Assemblyman Anthony Brindisi continued his statewide campaign for a career and technical education diploma Tuesday, telling members of the state Senate Education Committee that creation of the new career pathway would help lower the drop out rate.
Brindisi unveiled his 21st Century Education Initiative on Sept. 9 at the Oneida-Madison-Herkimer BOCES, where he was joined by a coalition of school district and college officials, labor officials and students. He pledged to take the campaign on the road, and also urged supporters of the plan to sign a statement of support for creation of a career and technical diploma for high school students.
Brindisi has kept his promise to build support for the plan, including speaking to the New York State Building and Construction Trades Council in Cooperstown, and as a guest on “The Capitol Pressroom” with Susan Arbetter.
“Today, you can look at help wanted listings and see where the need for workers is,” Brindisi, D - Utica, told members of the state Senate Education Committee at a public hearing in Syracuse. “Welders, master plumbers, electricians, machinists, manufacturers, computer network specialists ... and the list goes on.”

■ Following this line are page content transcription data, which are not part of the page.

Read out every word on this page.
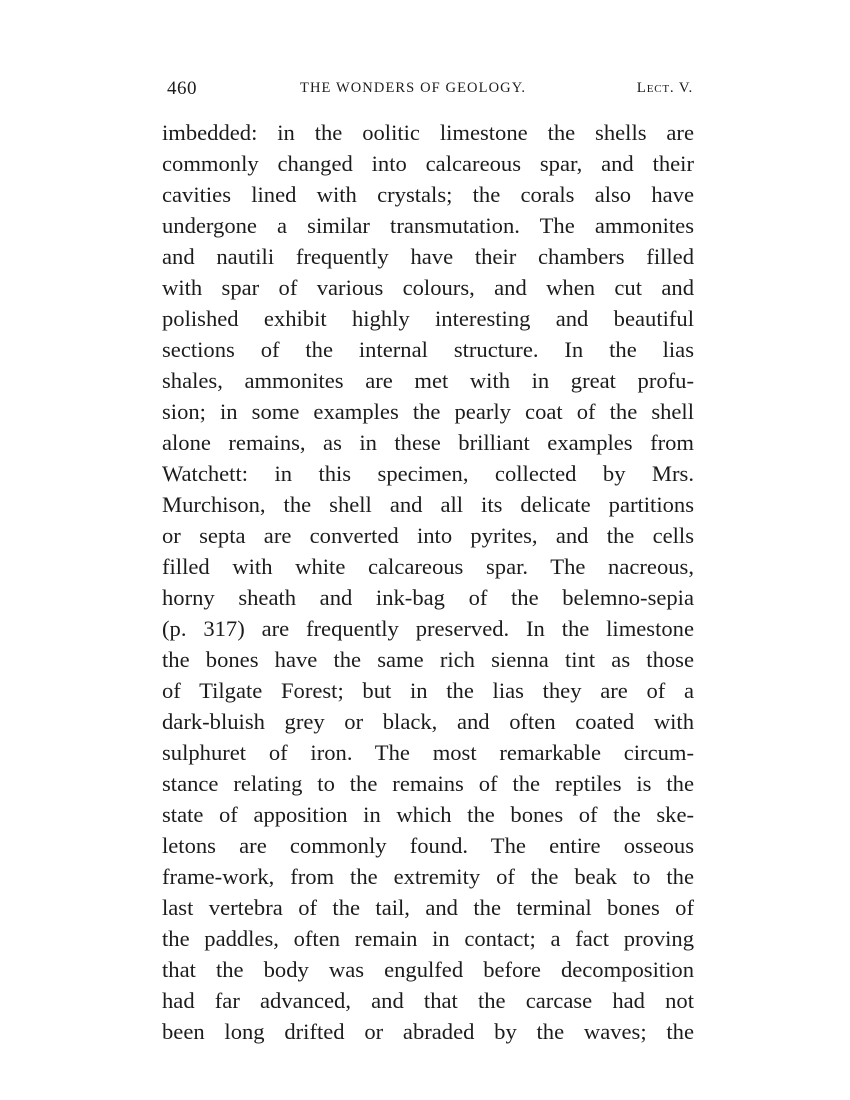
460	THE WONDERS OF GEOLOGY.	Lect. V.
imbedded: in the oolitic limestone the shells are
commonly changed into calcareous spar, and their
cavities lined with crystals; the corals also have
undergone a similar transmutation. The ammonites
and nautili frequently have their chambers filled
with spar of various colours, and when cut and
polished exhibit highly interesting and beautiful
sections of the internal structure. In the lias
shales, ammonites are met with in great profu-
sion; in some examples the pearly coat of the shell
alone remains, as in these brilliant examples from
Watchett: in this specimen, collected by Mrs.
Murchison, the shell and all its delicate partitions
or septa are converted into pyrites, and the cells
filled with white calcareous spar. The nacreous,
horny sheath and ink-bag of the belemno-sepia
(p. 317) are frequently preserved. In the limestone
the bones have the same rich sienna tint as those
of Tilgate Forest; but in the lias they are of a
dark-bluish grey or black, and often coated with
sulphuret of iron. The most remarkable circum-
stance relating to the remains of the reptiles is the
state of apposition in which the bones of the ske-
letons are commonly found. The entire osseous
frame-work, from the extremity of the beak to the
last vertebra of the tail, and the terminal bones of
the paddles, often remain in contact; a fact proving
that the body was engulfed before decomposition
had far advanced, and that the carcase had not
been long drifted or abraded by the waves; the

“At the same time, we still have a significant number of students who don’t finish school,” Brindisi continued. “I believe one of the ways to help lower the drop out rate is to offer an alternative graduation pathway-and that’s where the CTE Diploma comes in.”
Brindisi said the comments and support he’s receiving from the public has been a big help in crafting legislation to create the specialized diploma.